During another early morning having coffee with my wife, which is one of my favorite times in my life, I caught a glimpse of an elderly gentleman slowly walking down the road past my house. He was wearing a wide brimmed straw hat, a yellow collared shirt, a pair of brown shorts, white socks, and what appeared to be a gray pair of sneakers. The white socks where perfectly worn around the calf’s of his legs and what made the largest impression on me was his head was held high in an almost dare to have his years stop the progression of his walk.
He also held a wooden cane. I don’t believe it was straight but because the gentlemen walked with a strong gait it seems the cane was not used for the purpose of balance but rather as a trophy he had succeeded to survive his years. I watched him pass my house not looking to his right or left but always straight ahead. For the next few weeks I watched that gentleman enjoy his morning walk. It has been over a week since I saw him. I pray all is well but I still smile knowing that whatever happened was controlled by that gentleman with the cane.
Living on the coast of Maine it would be difficult to picture a more homespun scene then that of four men on a fishing boat off our rocky shore. This happened to me last week as I decided to join some friends on my neighbor’s boat.
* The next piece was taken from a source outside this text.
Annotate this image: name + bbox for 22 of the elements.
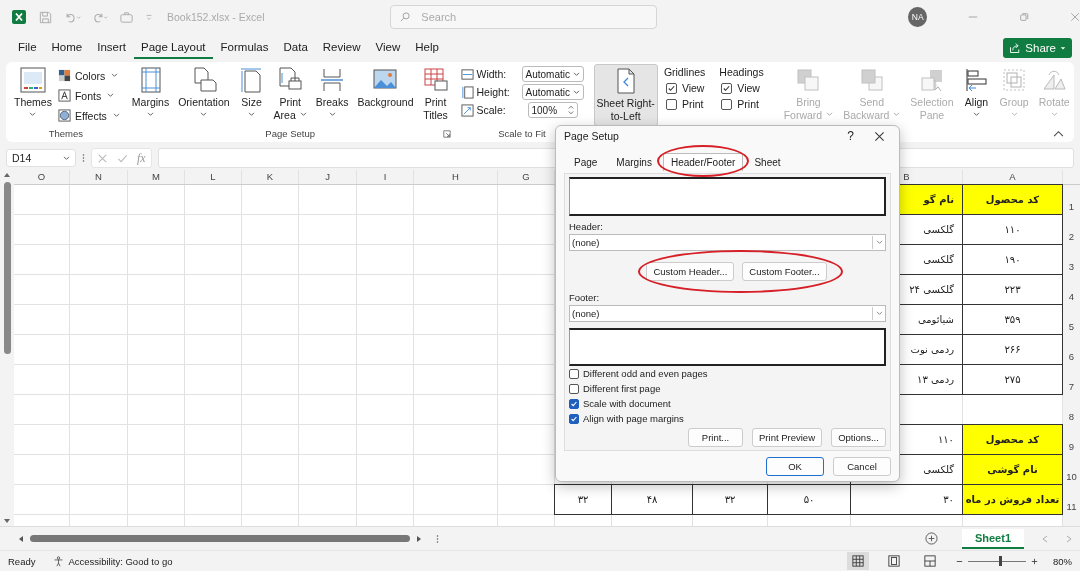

Three of us were of Italian heritage that made our skin dark from the sun and allowed us to go shirtless even though the thought of doing that in public would never happen. One was of Irish heritage that made him bundle up inside shirts and towels perpetually looking for number-75 sun block in order to survive the night that would follow the day.
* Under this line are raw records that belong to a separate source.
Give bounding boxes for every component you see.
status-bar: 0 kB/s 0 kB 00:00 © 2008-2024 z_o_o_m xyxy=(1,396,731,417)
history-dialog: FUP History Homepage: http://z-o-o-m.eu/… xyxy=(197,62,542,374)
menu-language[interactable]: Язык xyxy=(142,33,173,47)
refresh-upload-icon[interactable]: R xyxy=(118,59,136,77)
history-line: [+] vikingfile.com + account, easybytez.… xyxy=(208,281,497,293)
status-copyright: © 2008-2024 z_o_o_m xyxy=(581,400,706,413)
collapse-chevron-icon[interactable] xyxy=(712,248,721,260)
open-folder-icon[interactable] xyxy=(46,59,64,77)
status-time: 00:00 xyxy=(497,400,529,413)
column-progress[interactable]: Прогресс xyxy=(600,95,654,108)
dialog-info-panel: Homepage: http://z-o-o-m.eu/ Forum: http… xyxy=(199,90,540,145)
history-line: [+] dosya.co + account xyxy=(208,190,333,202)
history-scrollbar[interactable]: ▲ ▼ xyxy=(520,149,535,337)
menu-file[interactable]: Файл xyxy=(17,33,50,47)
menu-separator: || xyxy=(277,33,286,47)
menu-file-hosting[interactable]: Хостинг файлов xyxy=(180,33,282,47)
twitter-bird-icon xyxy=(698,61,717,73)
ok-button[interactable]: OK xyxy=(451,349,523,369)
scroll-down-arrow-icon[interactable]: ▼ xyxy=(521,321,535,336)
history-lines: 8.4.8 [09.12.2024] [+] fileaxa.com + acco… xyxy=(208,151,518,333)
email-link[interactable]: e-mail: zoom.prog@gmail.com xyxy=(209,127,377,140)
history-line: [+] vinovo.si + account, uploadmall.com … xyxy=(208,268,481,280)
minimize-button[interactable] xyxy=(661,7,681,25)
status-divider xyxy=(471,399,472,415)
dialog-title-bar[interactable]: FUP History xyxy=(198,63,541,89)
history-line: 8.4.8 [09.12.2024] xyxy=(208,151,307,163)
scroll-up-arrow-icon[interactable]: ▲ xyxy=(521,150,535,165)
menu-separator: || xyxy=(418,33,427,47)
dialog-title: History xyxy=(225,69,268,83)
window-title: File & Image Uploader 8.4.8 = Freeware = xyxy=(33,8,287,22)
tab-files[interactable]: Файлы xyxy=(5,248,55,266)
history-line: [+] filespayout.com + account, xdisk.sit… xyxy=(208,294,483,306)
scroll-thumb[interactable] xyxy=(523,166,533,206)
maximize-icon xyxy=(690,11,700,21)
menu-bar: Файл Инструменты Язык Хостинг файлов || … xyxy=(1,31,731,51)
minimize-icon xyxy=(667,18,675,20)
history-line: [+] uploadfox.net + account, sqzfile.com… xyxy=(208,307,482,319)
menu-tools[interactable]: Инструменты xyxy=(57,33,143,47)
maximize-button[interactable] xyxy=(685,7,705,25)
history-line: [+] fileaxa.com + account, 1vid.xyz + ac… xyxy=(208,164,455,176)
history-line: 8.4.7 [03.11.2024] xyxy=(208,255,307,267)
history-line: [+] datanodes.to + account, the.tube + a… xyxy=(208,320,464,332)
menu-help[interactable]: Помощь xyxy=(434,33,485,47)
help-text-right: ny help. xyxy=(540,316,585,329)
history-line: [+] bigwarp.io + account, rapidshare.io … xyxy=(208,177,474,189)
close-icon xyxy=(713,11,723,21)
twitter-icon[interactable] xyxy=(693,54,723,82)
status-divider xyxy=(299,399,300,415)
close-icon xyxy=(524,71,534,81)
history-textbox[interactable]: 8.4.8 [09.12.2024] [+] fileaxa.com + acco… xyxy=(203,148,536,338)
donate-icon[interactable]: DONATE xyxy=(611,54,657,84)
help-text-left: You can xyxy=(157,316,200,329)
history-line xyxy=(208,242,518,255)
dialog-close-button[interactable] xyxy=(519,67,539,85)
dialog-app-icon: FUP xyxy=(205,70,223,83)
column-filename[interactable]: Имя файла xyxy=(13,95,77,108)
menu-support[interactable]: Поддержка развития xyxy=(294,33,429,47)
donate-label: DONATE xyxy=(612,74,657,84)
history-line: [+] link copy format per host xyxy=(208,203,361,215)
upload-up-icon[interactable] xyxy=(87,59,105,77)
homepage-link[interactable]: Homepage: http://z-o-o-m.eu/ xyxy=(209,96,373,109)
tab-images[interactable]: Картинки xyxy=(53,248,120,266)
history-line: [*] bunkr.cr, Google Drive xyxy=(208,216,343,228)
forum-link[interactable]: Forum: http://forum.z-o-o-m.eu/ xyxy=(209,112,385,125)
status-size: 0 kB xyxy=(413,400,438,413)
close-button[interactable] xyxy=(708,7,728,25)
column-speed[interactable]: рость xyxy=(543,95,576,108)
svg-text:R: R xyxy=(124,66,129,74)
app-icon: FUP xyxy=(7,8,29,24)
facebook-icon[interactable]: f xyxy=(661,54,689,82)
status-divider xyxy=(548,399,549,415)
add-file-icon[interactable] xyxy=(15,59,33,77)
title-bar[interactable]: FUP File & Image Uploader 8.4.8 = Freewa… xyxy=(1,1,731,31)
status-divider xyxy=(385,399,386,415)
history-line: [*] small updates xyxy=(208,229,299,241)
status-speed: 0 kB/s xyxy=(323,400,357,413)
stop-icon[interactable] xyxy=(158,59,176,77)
We ended up where the York River meets the ocean near some large rocks that seemingly guard the entrance. We anchored there and laid down our lines hoping we could at least bring home some stories about what we almost caught. Personally I was in fear that I might just catch something and have to do what I have no clue as to what to do.
Waiting for our lines to scream that something was caught on the other side we talked about everything from neighborhood rumors to national politics. We argued war, economy, elections, weight, baldness, taxes, and death. Sometimes our voices grew loud in an attempt to out shout each other. Other times we waved our arms and hands in disgust to possibly show the other person had little argument or attempt to hide the fact that maybe we were wrong.
I tried to take my mind out of the boat that afternoon and imagine what the scene would look like from a distance. I smiled in the realization that many a oil painting must have been produced by the thoughts of someone whose mind’s eye imagined what we were doing on that particular day where the river met the sea.
I could go on for volumes describing scenes I have enjoyed during the past few summer months that reminded me of Norman Rockwell’s paintings of times gone by. The beauty of this is that the concept of times gone by simply does not exist in a place we all call home.